Go to ARD meeting at school 9:15 am (husband to do these meetings with me)

It's Dreaded Payday. Get money, gas, go to Wally-World for some groceries, get yellow t shirts for DI at Hobby Lobby (and some fabric paint). Need stage makeup that doesn't itch as well. Eat lunch (must be soup or something easily chewed). We are out of rum again so working in the liquor store might be nice too.

1 pm go with husband to Consignment dropoff in Grapevine. Note pickup time for stuff which I think is Tues night. Kids are going to Percy Jackson movie with LEAP class at the end of the school day, and are to be picked up by friend Phyllis for playdate. Try to get cookies delivered to friend and two other neighbors.

Bookfair tonight at 5 pm at school if not able to go earlier (try to avoid and do earlier in the day--it will be a zoo with 1000 kids at this elementary school). DI wine and cheese party from 7-9 (try to avoid--don't want to stand around feeling stupid and talking to other, better and more technically-inclined coaches and getting drunk, and need to be back on pain drugs by now). Steppes Populace meeting 7 -10 in Carrollton--try to go and deliver Girl Scout cookies and collect money.

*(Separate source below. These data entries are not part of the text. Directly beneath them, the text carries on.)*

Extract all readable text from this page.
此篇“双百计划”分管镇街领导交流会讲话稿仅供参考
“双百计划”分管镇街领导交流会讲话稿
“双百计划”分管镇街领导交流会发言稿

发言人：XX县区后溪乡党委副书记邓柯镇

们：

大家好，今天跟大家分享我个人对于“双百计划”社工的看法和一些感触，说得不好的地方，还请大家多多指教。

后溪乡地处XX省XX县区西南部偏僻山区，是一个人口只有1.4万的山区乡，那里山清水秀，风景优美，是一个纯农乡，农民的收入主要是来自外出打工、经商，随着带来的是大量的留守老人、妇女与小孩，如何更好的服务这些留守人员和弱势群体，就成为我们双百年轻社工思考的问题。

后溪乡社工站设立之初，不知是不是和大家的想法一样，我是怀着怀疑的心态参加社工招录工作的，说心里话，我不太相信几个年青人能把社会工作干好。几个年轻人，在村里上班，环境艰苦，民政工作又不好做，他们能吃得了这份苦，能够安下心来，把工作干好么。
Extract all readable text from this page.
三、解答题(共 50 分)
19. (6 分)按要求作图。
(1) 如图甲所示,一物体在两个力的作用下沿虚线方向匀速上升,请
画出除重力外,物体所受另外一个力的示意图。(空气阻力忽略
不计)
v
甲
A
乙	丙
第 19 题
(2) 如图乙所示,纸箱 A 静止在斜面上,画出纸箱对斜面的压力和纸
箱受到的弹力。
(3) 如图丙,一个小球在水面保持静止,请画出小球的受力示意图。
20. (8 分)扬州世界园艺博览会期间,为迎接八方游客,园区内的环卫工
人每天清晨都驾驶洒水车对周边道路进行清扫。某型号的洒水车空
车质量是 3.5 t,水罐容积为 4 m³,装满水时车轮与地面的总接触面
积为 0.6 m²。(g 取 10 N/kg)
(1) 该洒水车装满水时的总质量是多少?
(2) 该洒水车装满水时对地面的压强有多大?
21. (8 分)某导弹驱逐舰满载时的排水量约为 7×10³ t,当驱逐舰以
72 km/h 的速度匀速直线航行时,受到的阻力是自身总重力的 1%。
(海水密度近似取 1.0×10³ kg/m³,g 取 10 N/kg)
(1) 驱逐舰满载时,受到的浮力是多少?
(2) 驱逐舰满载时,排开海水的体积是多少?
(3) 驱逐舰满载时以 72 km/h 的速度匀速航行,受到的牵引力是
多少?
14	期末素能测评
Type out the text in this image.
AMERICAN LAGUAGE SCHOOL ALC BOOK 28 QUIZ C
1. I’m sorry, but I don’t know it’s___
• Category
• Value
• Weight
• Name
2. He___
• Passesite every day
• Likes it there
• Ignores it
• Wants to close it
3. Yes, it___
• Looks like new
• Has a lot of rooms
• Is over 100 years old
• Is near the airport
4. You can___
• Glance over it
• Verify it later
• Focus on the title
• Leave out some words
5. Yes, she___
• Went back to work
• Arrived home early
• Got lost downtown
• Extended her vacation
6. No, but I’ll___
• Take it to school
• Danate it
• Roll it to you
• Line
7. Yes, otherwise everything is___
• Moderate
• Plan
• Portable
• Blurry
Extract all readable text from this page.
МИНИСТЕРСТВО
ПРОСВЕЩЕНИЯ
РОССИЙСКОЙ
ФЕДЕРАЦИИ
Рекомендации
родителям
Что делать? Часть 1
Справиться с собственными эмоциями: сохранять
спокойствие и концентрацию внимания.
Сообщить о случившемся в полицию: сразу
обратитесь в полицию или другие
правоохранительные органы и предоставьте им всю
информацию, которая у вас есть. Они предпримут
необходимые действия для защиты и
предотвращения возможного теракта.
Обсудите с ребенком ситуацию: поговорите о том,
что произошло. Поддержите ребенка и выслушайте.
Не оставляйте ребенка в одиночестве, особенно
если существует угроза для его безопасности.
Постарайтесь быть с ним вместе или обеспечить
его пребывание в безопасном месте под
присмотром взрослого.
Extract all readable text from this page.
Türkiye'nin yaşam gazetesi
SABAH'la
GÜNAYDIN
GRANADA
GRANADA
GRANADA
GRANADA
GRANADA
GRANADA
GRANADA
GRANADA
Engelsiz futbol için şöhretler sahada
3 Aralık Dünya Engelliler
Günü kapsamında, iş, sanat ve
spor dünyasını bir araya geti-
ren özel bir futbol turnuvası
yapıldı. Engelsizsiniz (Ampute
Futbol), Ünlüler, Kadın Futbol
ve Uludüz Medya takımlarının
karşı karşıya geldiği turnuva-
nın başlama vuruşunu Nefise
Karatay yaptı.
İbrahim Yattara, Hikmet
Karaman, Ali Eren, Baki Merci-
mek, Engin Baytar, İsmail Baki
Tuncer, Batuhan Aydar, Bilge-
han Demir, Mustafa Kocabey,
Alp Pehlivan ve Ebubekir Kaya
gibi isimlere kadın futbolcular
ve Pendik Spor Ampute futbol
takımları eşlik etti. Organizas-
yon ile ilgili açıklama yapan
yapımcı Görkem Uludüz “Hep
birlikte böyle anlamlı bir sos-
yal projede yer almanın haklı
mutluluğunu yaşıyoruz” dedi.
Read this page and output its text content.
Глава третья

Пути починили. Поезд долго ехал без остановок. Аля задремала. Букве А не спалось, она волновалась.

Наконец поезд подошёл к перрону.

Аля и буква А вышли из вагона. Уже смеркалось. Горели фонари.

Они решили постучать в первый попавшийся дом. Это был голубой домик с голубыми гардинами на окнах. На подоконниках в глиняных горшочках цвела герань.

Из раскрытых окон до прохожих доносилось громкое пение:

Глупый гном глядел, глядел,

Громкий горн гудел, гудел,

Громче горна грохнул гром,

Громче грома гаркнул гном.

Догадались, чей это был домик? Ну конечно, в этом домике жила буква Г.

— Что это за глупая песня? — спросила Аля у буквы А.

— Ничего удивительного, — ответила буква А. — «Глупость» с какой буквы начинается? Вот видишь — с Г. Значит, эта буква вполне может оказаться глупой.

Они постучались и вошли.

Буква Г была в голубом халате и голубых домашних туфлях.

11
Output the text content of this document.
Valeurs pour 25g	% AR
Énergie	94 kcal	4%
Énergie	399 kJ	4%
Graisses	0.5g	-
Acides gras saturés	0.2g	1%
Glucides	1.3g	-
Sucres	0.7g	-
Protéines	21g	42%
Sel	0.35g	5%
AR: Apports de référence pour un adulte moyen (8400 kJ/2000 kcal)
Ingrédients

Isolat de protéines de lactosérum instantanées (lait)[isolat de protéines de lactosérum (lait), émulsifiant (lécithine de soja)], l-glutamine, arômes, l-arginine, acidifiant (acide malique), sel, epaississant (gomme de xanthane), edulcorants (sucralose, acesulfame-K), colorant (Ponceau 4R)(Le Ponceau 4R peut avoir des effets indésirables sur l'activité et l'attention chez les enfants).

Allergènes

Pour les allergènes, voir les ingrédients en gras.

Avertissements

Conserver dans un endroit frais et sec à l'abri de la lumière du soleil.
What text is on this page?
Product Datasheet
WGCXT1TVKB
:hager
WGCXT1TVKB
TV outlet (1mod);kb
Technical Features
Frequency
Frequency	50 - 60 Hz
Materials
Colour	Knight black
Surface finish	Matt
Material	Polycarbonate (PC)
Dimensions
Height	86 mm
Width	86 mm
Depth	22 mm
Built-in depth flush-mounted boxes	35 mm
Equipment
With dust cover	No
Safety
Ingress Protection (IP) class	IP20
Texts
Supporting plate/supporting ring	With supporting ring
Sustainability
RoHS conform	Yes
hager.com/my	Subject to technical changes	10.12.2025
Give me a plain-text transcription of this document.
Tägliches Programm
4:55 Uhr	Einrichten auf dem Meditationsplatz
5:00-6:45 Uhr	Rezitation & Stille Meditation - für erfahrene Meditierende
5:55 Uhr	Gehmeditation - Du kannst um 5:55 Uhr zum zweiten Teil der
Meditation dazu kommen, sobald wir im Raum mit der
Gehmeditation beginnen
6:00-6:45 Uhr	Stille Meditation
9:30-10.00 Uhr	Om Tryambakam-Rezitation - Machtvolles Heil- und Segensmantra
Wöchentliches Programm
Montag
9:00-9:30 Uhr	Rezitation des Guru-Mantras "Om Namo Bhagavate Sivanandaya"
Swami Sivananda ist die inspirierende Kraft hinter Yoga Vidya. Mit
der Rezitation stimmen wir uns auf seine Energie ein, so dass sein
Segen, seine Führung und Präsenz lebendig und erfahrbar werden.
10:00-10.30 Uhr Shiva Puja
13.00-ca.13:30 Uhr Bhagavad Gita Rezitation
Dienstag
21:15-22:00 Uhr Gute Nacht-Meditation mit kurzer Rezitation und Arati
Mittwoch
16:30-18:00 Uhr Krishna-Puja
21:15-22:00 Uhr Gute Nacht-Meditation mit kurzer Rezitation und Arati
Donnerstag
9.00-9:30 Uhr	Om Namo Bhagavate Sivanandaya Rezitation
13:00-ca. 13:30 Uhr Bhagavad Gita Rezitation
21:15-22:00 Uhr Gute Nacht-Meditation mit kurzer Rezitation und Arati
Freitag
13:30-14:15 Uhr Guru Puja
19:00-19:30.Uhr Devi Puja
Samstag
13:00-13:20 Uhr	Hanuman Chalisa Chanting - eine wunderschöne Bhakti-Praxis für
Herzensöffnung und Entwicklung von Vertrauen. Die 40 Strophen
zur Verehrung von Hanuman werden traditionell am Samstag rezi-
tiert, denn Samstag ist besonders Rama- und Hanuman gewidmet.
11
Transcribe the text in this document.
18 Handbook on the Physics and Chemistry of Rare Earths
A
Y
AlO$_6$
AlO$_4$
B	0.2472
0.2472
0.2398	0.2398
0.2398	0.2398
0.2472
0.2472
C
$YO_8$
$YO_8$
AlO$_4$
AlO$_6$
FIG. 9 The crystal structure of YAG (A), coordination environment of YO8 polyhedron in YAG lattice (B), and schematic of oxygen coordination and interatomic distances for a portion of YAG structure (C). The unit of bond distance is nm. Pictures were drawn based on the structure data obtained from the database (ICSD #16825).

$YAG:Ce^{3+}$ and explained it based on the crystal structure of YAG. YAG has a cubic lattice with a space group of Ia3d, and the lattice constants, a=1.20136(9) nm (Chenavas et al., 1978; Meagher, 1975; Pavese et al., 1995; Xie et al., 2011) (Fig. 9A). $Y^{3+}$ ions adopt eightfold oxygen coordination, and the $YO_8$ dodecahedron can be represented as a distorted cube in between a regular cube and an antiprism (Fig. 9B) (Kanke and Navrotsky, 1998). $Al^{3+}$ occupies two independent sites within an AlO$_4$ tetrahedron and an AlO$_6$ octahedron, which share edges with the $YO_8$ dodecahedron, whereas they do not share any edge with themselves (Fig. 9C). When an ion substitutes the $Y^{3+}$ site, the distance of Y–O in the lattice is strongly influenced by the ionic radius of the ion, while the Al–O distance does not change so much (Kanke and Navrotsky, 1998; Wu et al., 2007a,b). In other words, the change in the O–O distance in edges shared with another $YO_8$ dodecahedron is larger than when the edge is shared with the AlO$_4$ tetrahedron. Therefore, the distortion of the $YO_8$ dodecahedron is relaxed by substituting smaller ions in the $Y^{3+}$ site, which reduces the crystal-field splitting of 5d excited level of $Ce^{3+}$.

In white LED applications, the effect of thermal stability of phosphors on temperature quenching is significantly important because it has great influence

Saturday morning: Thinking Day at 9 am--go over and set up Troop's presentation on Colombia (oops, still need to write the 3 minute oral presentation part. I have a 5-7 minute one already written but now I need to cut it down). Thinking Day goes until about 12:30 pm. Feed kids something--mac and cheese (I hate it but they love it). Destination Imagination work session at house from 2 pm to 5 pm.

Sunday morning: get garage arranged so kids can practice skit out there. Destination Imagination work session from 2-5 pm. Need to do makeup and costumes and skit bigtime.

Monday: taking Girl Scout cookies to Dallas during the day to deliver to people who couldn't come to Populace or don't want to wait until March Business meeting to get their cookies.

My life is such a joy. So I earned a law degree for THIS????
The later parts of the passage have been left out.